Grading standards for formalizations
Philosophy 4340
Overview
The point of the formalization is for you to extract the main argument from the text, so that you can fully engage with the author's ideas.
* You want to it valid, because invalid arguments aren't terribly interesting (unless they are inductive, but this is philosophy, so that's not much of an issue).
* You want that validity to be easy to see, so we don't have to waste our time wondering about it.
* You want the premises to be easy to understand, so that we can really think about whether or not they are true.
* You don't want extra stuff, because that isn't helpful, but you also don't want to leave out things that are vital to the argument, because then you can't really evaluate if it is a good argument.
* This is something for you to benefit from. Use your judgment to try to achieve all of these goals.
Requirements
You should turn in a formalization of the main argument in the paper. A formalization meets these criteria:
* It is formally valid, not merely trivially valid, and not circular. Note: a formalization that fails to meet this criterion cannot get better than a C. If the argument you give is blatantly invalid (it commits a fallacy like affirming the consequent or denying the antecedent), it will get an F.
o Trivially valid arguments are ones whose premises and conclusions are not logically related, but where either the premises are all necessarily false, or the conclusion is necessarily true (such arguments are guaranteed to satisfy the ordinary definition of validity: "If the premises were true, the conclusion would have to be true as well," but they aren't interesting).

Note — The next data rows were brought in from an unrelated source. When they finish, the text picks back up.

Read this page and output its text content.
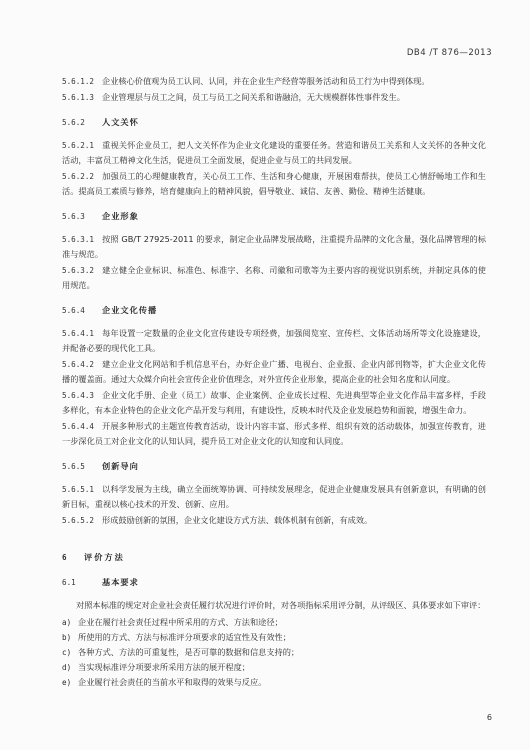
DB4 /T 876—2013
5.6.1.2 企业核心价值观为员工认同、认同，并在企业生产经营等服务活动和员工行为中得到体现。
5.6.1.3 企业管理层与员工之间，员工与员工之间关系和谐融洽，无大规模群体性事件发生。
5.6.2 人文关怀
5.6.2.1 重视关怀企业员工，把人文关怀作为企业文化建设的重要任务。营造和谐员工关系和人文关怀的各种文化活动，丰富员工精神文化生活，促进员工全面发展，促进企业与员工的共同发展。
5.6.2.2 加强员工的心理健康教育，关心员工工作、生活和身心健康，开展困难帮扶，使员工心情舒畅地工作和生活。提高员工素质与修养，培育健康向上的精神风貌，倡导敬业、诚信、友善、勤俭、精神生活健康。
5.6.3 企业形象
5.6.3.1 按照 GB/T 27925-2011 的要求，制定企业品牌发展战略，注重提升品牌的文化含量，强化品牌管理的标准与规范。
5.6.3.2 建立健全企业标识、标准色、标准字、名称、司徽和司歌等为主要内容的视觉识别系统，并制定具体的使用规范。
5.6.4 企业文化传播
5.6.4.1 每年设置一定数量的企业文化宣传建设专项经费，加强阅览室、宣传栏、文体活动场所等文化设施建设，并配备必要的现代化工具。
5.6.4.2 建立企业文化网站和手机信息平台，办好企业广播、电视台、企业报、企业内部刊物等，扩大企业文化传播的覆盖面。通过大众媒介向社会宣传企业价值理念，对外宣传企业形象，提高企业的社会知名度和认同度。
5.6.4.3 企业文化手册、企业（员工）故事、企业案例、企业成长过程、先进典型等企业文化作品丰富多样，手段多样化，有本企业特色的企业文化产品开发与利用，有建设性，反映本时代及企业发展趋势和面貌，增强生命力。
5.6.4.4 开展多种形式的主题宣传教育活动，设计内容丰富、形式多样、组织有效的活动载体，加强宣传教育，进一步深化员工对企业文化的认知认同，提升员工对企业文化的认知度和认同度。
5.6.5 创新导向
5.6.5.1 以科学发展为主线，确立全面统筹协调、可持续发展理念，促进企业健康发展具有创新意识，有明确的创新目标，重视以核心技术的开发、创新、应用。
5.6.5.2 形成鼓励创新的氛围，企业文化建设方式方法、载体机制有创新，有成效。
6 评价方法
6.1	基本要求
对照本标准的规定对企业社会责任履行状况进行评价时，对各项指标采用评分制，从评级区、具体要求如下审评：
a) 企业在履行社会责任过程中所采用的方式、方法和途径；
b) 所使用的方式、方法与标准评分项要求的适宜性及有效性；
c) 各种方式、方法的可重复性，是否可靠的数据和信息支持的；
d) 当实现标准评分项要求所采用方法的展开程度；
e) 企业履行社会责任的当前水平和取得的效果与反应。
6
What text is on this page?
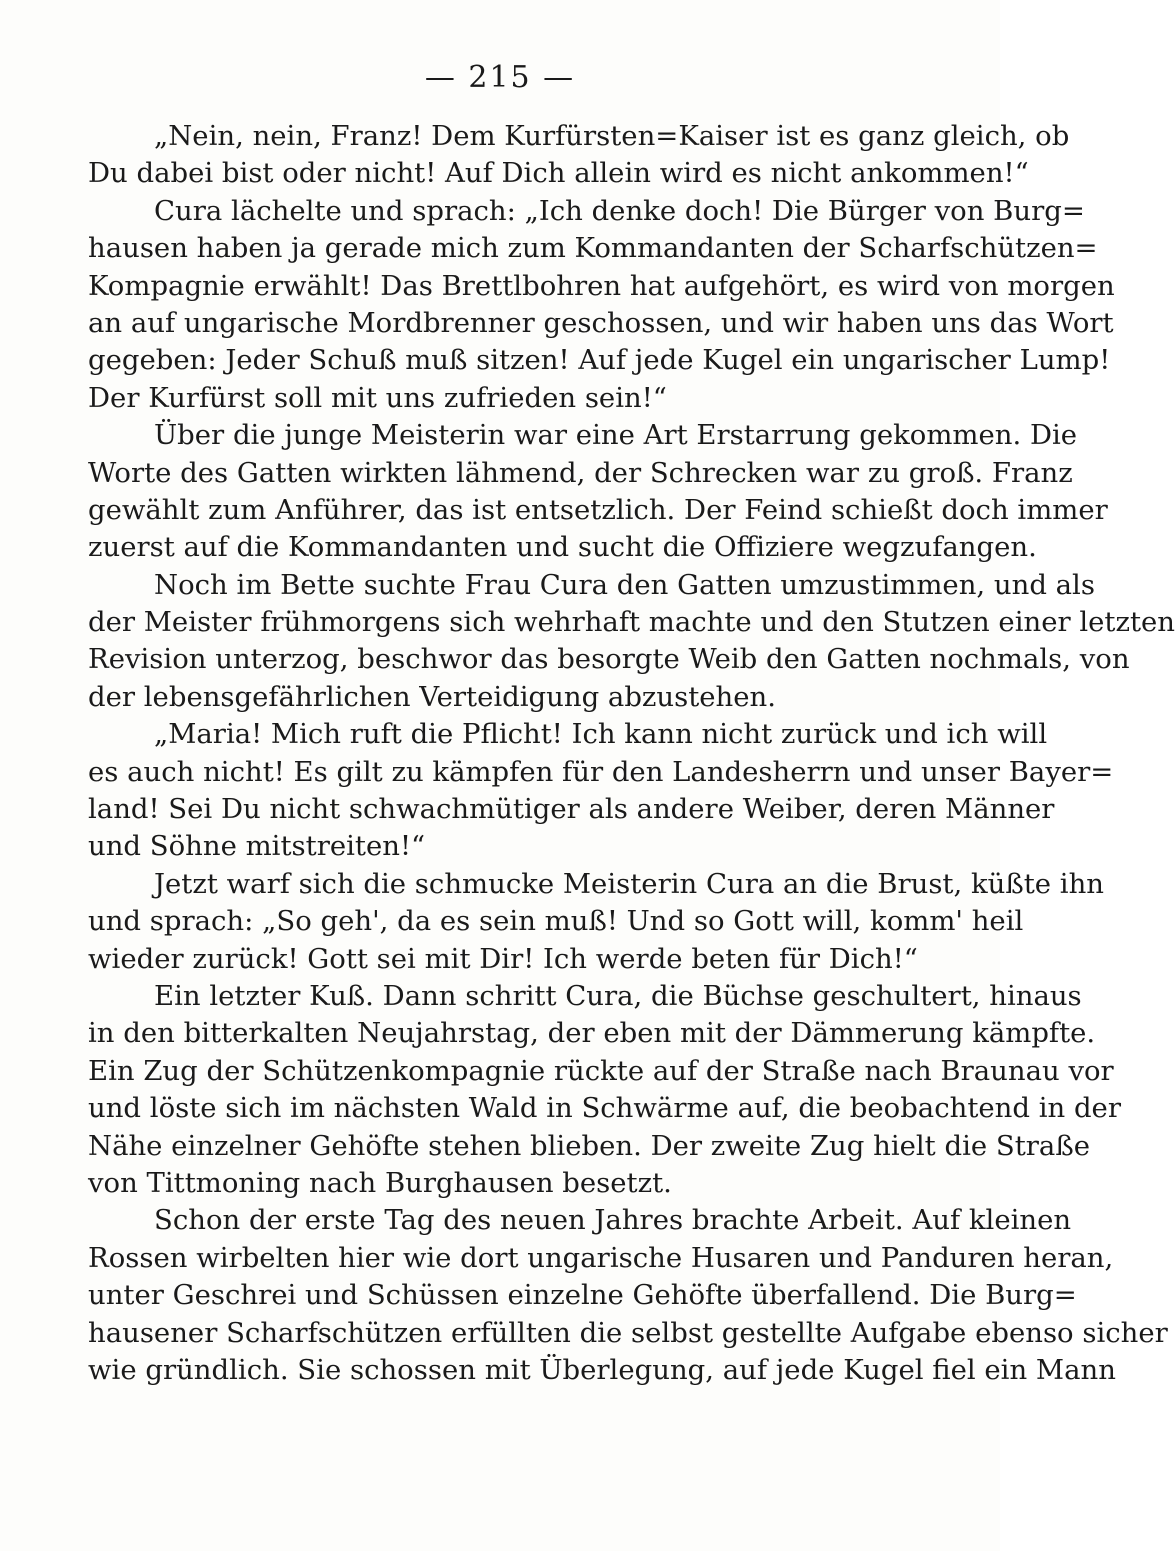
— 215 —
„Nein, nein, Franz! Dem Kurfürsten=Kaiser ist es ganz gleich, ob
Du dabei bist oder nicht! Auf Dich allein wird es nicht ankommen!“
Cura lächelte und sprach: „Ich denke doch! Die Bürger von Burg=
hausen haben ja gerade mich zum Kommandanten der Scharfschützen=
Kompagnie erwählt! Das Brettlbohren hat aufgehört, es wird von morgen
an auf ungarische Mordbrenner geschossen, und wir haben uns das Wort
gegeben: Jeder Schuß muß sitzen! Auf jede Kugel ein ungarischer Lump!
Der Kurfürst soll mit uns zufrieden sein!“
Über die junge Meisterin war eine Art Erstarrung gekommen. Die
Worte des Gatten wirkten lähmend, der Schrecken war zu groß. Franz
gewählt zum Anführer, das ist entsetzlich. Der Feind schießt doch immer
zuerst auf die Kommandanten und sucht die Offiziere wegzufangen.
Noch im Bette suchte Frau Cura den Gatten umzustimmen, und als
der Meister frühmorgens sich wehrhaft machte und den Stutzen einer letzten
Revision unterzog, beschwor das besorgte Weib den Gatten nochmals, von
der lebensgefährlichen Verteidigung abzustehen.
„Maria! Mich ruft die Pflicht! Ich kann nicht zurück und ich will
es auch nicht! Es gilt zu kämpfen für den Landesherrn und unser Bayer=
land! Sei Du nicht schwachmütiger als andere Weiber, deren Männer
und Söhne mitstreiten!“
Jetzt warf sich die schmucke Meisterin Cura an die Brust, küßte ihn
und sprach: „So geh', da es sein muß! Und so Gott will, komm' heil
wieder zurück! Gott sei mit Dir! Ich werde beten für Dich!“
Ein letzter Kuß. Dann schritt Cura, die Büchse geschultert, hinaus
in den bitterkalten Neujahrstag, der eben mit der Dämmerung kämpfte.
Ein Zug der Schützenkompagnie rückte auf der Straße nach Braunau vor
und löste sich im nächsten Wald in Schwärme auf, die beobachtend in der
Nähe einzelner Gehöfte stehen blieben. Der zweite Zug hielt die Straße
von Tittmoning nach Burghausen besetzt.
Schon der erste Tag des neuen Jahres brachte Arbeit. Auf kleinen
Rossen wirbelten hier wie dort ungarische Husaren und Panduren heran,
unter Geschrei und Schüssen einzelne Gehöfte überfallend. Die Burg=
hausener Scharfschützen erfüllten die selbst gestellte Aufgabe ebenso sicher
wie gründlich. Sie schossen mit Überlegung, auf jede Kugel fiel ein Mann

o When I say formally valid, I mean that the argument is valid in virtue of logical form: the logical structure of the argument is what makes it valid, and not facts about the truth of the various parts of the argument.
o I should be able to see that the argument is valid without having to do very much work; specifically, I should not have to think about whether or not the premises are true, or even what they mean. I should just be able to look at the logical operators and connectives in each premise.
* The argument should include no premises such that, were they omitted, no argument or sub-argument you give would be logically affected.
* It's great if you add premises that the author does not state, but which necessary for the author's argument to work; in fact, this is necessary if you want to do well.
* Please try to capture the argument the author intended to make. Use a bit of charity and a bit of faithfulness to the text.
* Please express the premises and conclusions in your own words, although it's fine to use the author's technical terms if this is unavoidable. Where the author uses technical terms that mean the same as other technical terms we are using in the class, please use our terms, not theirs.
* Treat each premise as an assertion of the author's view - each should be something the author believes to be true. If you want to make a reductio argument, then put "assume for reductio" before the claim you will show to be false - don't just put it as a regular premise (otherwise the argument contradicts itself).
* Premises are just claims, they aren't arguments. If you find yourself tempted to put "because" or "since" or something like that it in a premise, stop yourself. These words signal that you are giving evidence for another part of the sentence: you are trying to make a little mini argument in the premise. If that's right, you really should take what you were going to put after "because" or "since" and make it a separate argument for the premise you are currently on.
Formatting:
Your arguments must be presented in the following format: each premise must be numbered sequentially. Any conclusions must be clearly marked as conclusion, either by a line above them (see example below) or by starting with a word such as "Thus" or "Therefore." You can have multiple arguments, where the conclusion to one is a premise for another. For example:
1. Premise one
2. Premise two
3. Thus, first conclusion
4. If first conclusion, then second conclusion.
5. Thus, second conclusion.
Helpful hints:
Please make the logical structure of your arguments as transparent as possible.
* One way to do this is to use symbols for your connectives and operators. This isn't necessary if you use consistent natural language terms that mean the same thing (e.g. "and" for & or ^, "not" for ~).
* I don't mind overuse of parentheses if it makes it easier to see what falls in the scope of what.
* Very important: when you use sentences (or fragments) to express a proposition, please use the same sentence to express the same proposition in every case.
o E.g. if you are writing an argument that has the modus ponens format (If A then B, A, therefore B), please use the exact same language to replace A in every place, and B in every place.
o I know this looks redundant and dumb, but it makes life easier for everyone.
More helpful hints:
Make your arguments easy to read when possible.
* Your premises should look a lot like English sentences that a normal person could read.
o In other words, if the premises says, "Fred was a jerk to Mary," just say that, not something awful like "jerk(Fred, Mary)."
* Avoid unnecessary invention of terminology.
* Avoid unnecessary acronyms.
* Try to avoid very complicated logic when you can. Most arguments can be reduced to iterations of a few simple argument types. Do that! It's so much easier for everyone to think about.
* Try to avoid quantifiers and modal operators. You might not be able to in every case, but I bet you can most of the time.